Sempre nel documento H2o evidenzia che i lavori del centro benessere, sulla base della foto aerea del 6 luglio 2007 tratta dal sito della Regione Abruzzo, risultavano già avanzati a quella data quando il permesso a costruire fu invece rilasciato il 28 luglio 2007.

FORUM H2o «TRAGEDIA TRA I LUOGHI PIU’ PROTETTI»

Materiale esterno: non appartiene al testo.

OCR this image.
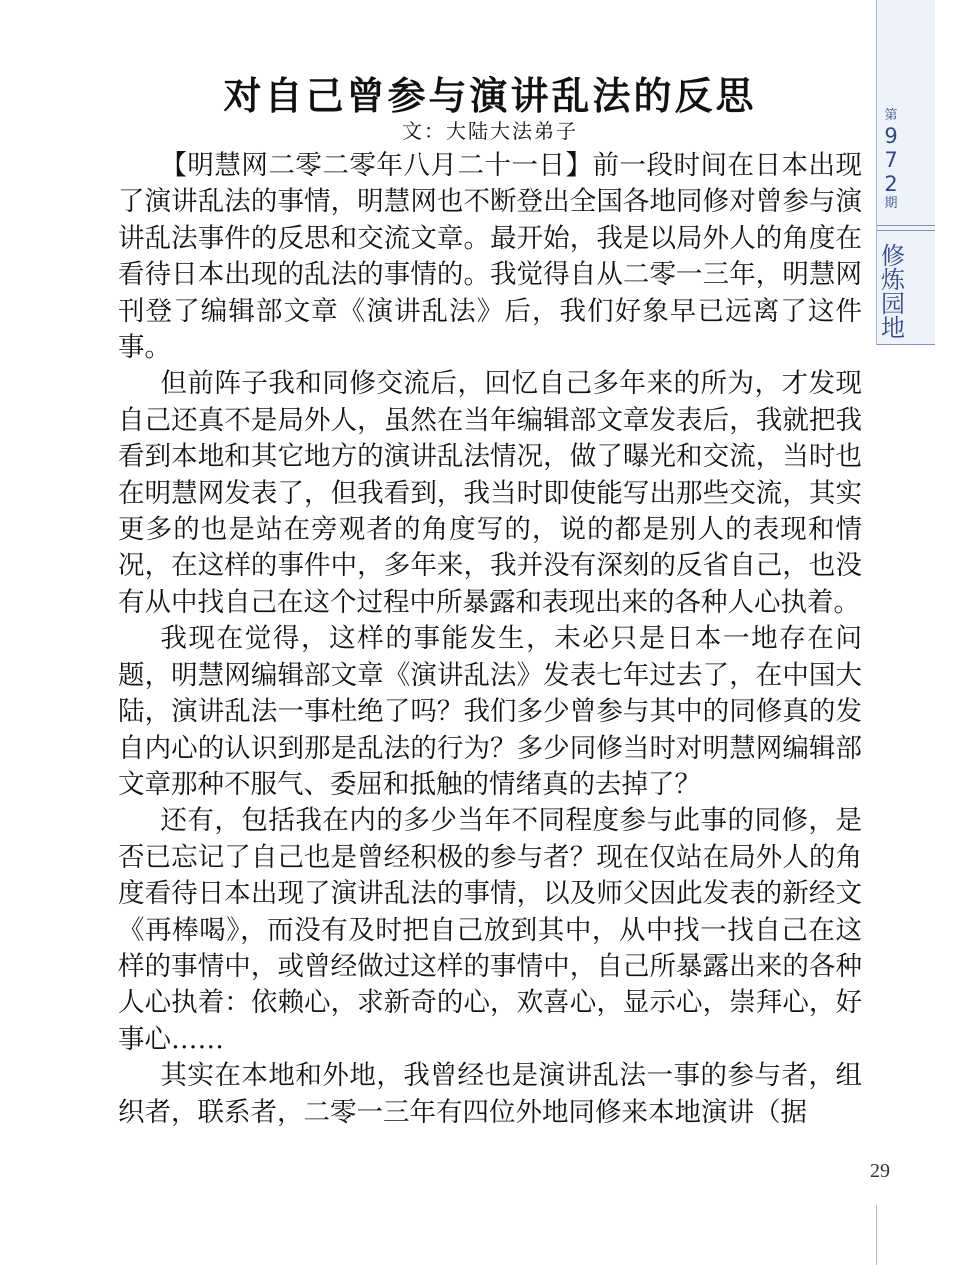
对自己曾参与演讲乱法的反思
文：大陆大法弟子

【明慧网二零二零年八月二十一日】前一段时间在日本出现了演讲乱法的事情，明慧网也不断登出全国各地同修对曾参与演讲乱法事件的反思和交流文章。最开始，我是以局外人的角度在看待日本出现的乱法的事情的。我觉得自从二零一三年，明慧网刊登了编辑部文章《演讲乱法》后，我们好象早已远离了这件事。

但前阵子我和同修交流后，回忆自己多年来的所为，才发现自己还真不是局外人，虽然在当年编辑部文章发表后，我就把我看到本地和其它地方的演讲乱法情况，做了曝光和交流，当时也在明慧网发表了，但我看到，我当时即使能写出那些交流，其实更多的也是站在旁观者的角度写的，说的都是别人的表现和情况，在这样的事件中，多年来，我并没有深刻的反省自己，也没有从中找自己在这个过程中所暴露和表现出来的各种人心执着。

我现在觉得，这样的事能发生，未必只是日本一地存在问题，明慧网编辑部文章《演讲乱法》发表七年过去了，在中国大陆，演讲乱法一事杜绝了吗？我们多少曾参与其中的同修真的发自内心的认识到那是乱法的行为？多少同修当时对明慧网编辑部文章那种不服气、委屈和抵触的情绪真的去掉了？

还有，包括我在内的多少当年不同程度参与此事的同修，是否已忘记了自己也是曾经积极的参与者？现在仅站在局外人的角度看待日本出现了演讲乱法的事情，以及师父因此发表的新经文《再棒喝》，而没有及时把自己放到其中，从中找一找自己在这样的事情中，或曾经做过这样的事情中，自己所暴露出来的各种人心执着：依赖心，求新奇的心，欢喜心，显示心，崇拜心，好事心……

其实在本地和外地，我曾经也是演讲乱法一事的参与者，组织者，联系者，二零一三年有四位外地同修来本地演讲（据

第
9
7
2
期
修
炼
园
地
29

«Proviamo una grande indignazione. Quello che doveva essere uno dei posti più tutelati d’Europa, parco, zona A1 del Piano Paesistico Regionale, terreno demaniale, vincolo idrogeologico, Sito di Interesse Comunitario, Zona di Protezione Speciale, zona agricola per il PRG, si e’ trasformato in un luogo di tragedia», ha detto Augusto De Sanctis del Forum H2o ad Ansa. Per il Forum le «procedure autorizzative velocissime inconsuete per gli enti pubblici, con tanto di varianti al Piano regolatore e realizzazioni abusive. Dopo il primo esposto ci siamo anche interrogati su come ci fosse sfuggita un’opera così rilevante e leggendo le carte abbiamo capito. Il Comitato VIA della Regione Abruzzo nel 2007 ha esaminato la pratica per la Valutazione di Incidenza Ambientale del Centro Benessere omettendo del tutto di pubblicare l’avvio del procedimento sul suo sito web, come imporrebbe la Convenzione di Aarhus ratificata dall’Italia con legge 108/2001. Di solito noi leggiamo quasi tutti i progetti che vengono depositati al comitato VIA e interveniamo su molti. Tra l’altro la legge impone che sulla procedura di incidenza ambientale la regione decida ‘sentito l’ente parco’. Qui abbiamo trovato solo un’anodina nota della Regione del 18 aprile 2007, protocollata il 20 aprile al Parco che comunicava che il 26 aprile il Comitato VIA avrebbe discusso la pratica. In mezzo sabato, domenica e 25 aprile e senza inviare lo Studio di Incidenza Ambientale. Il Parco non ha emesso alcun parere». Il parco quindi avrebbe rilasciato il parere favorevole pur non avendo ricevuto la relazione geologica quando la legge istitutiva dell’area protetta impone che l’autorizzazione sia rilasciata dopo aver visionato tutti gli elaborati.